Kernoch schüttelte den Kopf. »Danke«, erwiderte
der, »ich bin ein guter Bretone und ein guter Christ, aber das hier
ist Teufelswerk, und damit will ich nichts zu tun haben.«
»Du hast recht, Kernoch«, sagte Surcouf, »und damit
der Teufel uns keinen Streich spielt, werden wir ihn an Bord der
Revenant mitnehmen.«
Und er öffnete die Tür zum Nebenraum, in dem sich
der Fechtmeister des Schiffs aufhielt, denn Surcouf, der selbst
jede Art körperlicher Ertüchtigung beherrschte, wünschte sich das
Gleiche für seine Matrosen, und deshalb hatte er einen Fechtmeister
angestellt, der diese im Schwertkampf und im Florettfechten
unterrichtete.
Man war gerade beim Assaut.
Surcouf und René sahen eine Weile zu.
Surcouf konsultierte René zu einem Stoß, der ihm
schlecht pariert erschien.
»Ich«, sagte der junge Mann, »hätte mit einer Quart
pariert und als Riposte einen Ausfall geführt.«
»Monsieur«, sagte der Fechtmeister und strich sich
über seinen Schnurrbart, »das wäre der sicherste Weg gewesen, sich
wie ein Vogel zum Braten aufspießen zu lassen.«
»Das mag sein, Monsieur«, sagte René, »dann hätte
ich meine Parade und meine Riposte zu langsam ausgeführt.«
»Ist Monsieur hier, um eine Stunde zu nehmen?«,
fragte der Fechtmeister lachend Surcouf.
»Sehen Sie sich vor, mein lieber Bras-d’Acier«,
erwiderte Surcouf, »dass
Monsieur nicht am Ende Ihnen eine Stunde gibt. Zwei Lektionen hat
er schon erteilt, seit er hier ist, und ich bin stark geneigt zu
glauben, dass er sich nicht bitten ließe, Ihnen die dritte zu
erteilen, wenn Ihr Schüler ihm sein Florett leihen wollte.«
»Chasse-Bœuf«, sagte der Fechtmeister, »geben Sie
Monsieur Ihr Florett, damit er den Ratschlag, den er Ihnen vorhin
gab, in die Tat umsetzen kann.«
»Das werden Sie nicht erleben, Monsieur
Chasse-Bœuf«, sagte René, »denn es wäre ungehörig, einen
Fechtmeister zu touchieren, und deshalb will ich mich damit
begnügen zu parieren.«
Und mit unnachahmlicher Anmut salutierte René mit
dem Florett, das der Schüler ihm gereicht hatte, und ging in
Fechterstellung.
Daraufhin begann ein merkwürdiger Zweikampf mit
Meister Brasd’Acier, der seine ganze Kunst aufbot, doch vergebens.
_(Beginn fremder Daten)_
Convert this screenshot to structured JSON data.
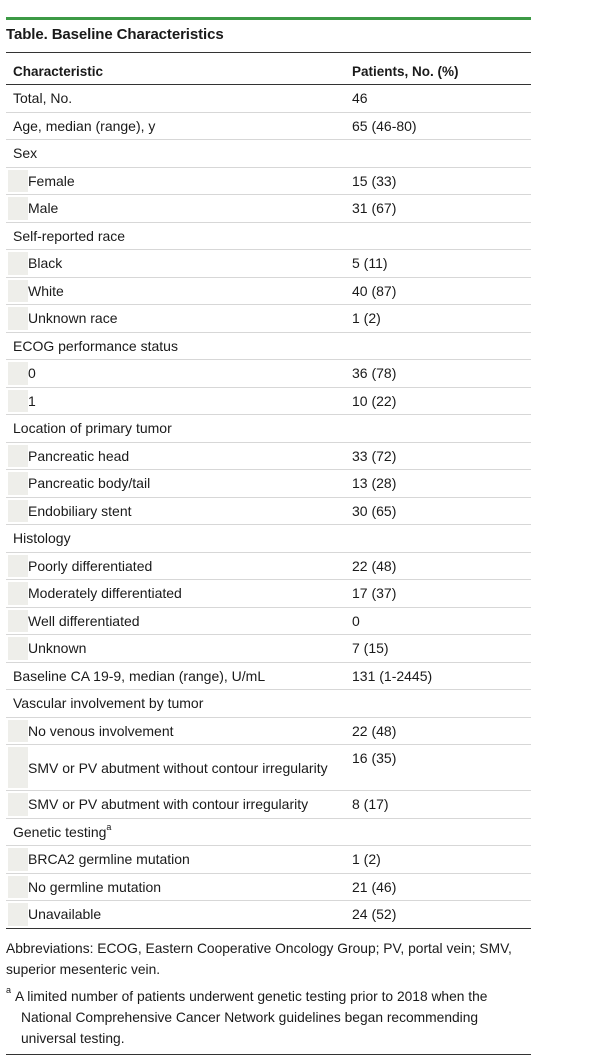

René wehrte seine Klinge mit leichter Hand und den vier
Grundparaden ab, ohne sich die Mühe zu machen, Kontrariposten zu
führen. Bras-d’Acier führte seinen Spitznamen zu Recht, denn eine
Viertelstunde lang erschöpfte er das ganze Repertoire an
Fechthieben, als da sind Finte, Ausfall, Bindung; er machte die
kompliziertesten Hiebe noch komplizierter, doch alles vergebens:
Der Knopf an seinem Rapier fuhr immer wieder links und rechts an
seinem Gegner vorbei.
Als René erkannte, dass Meister Bras-d’Acier nicht
bereit war, sich geschlagen zu geben, salutierte er mit ebenso
formvollendeter Höflichkeit wie zur Eröffnung des Zweikampfes und
versprach Surcouf, der ihn zur Tür begleitete, sich pünktlich zum
Essen einzufinden, das heißt um fünf Uhr.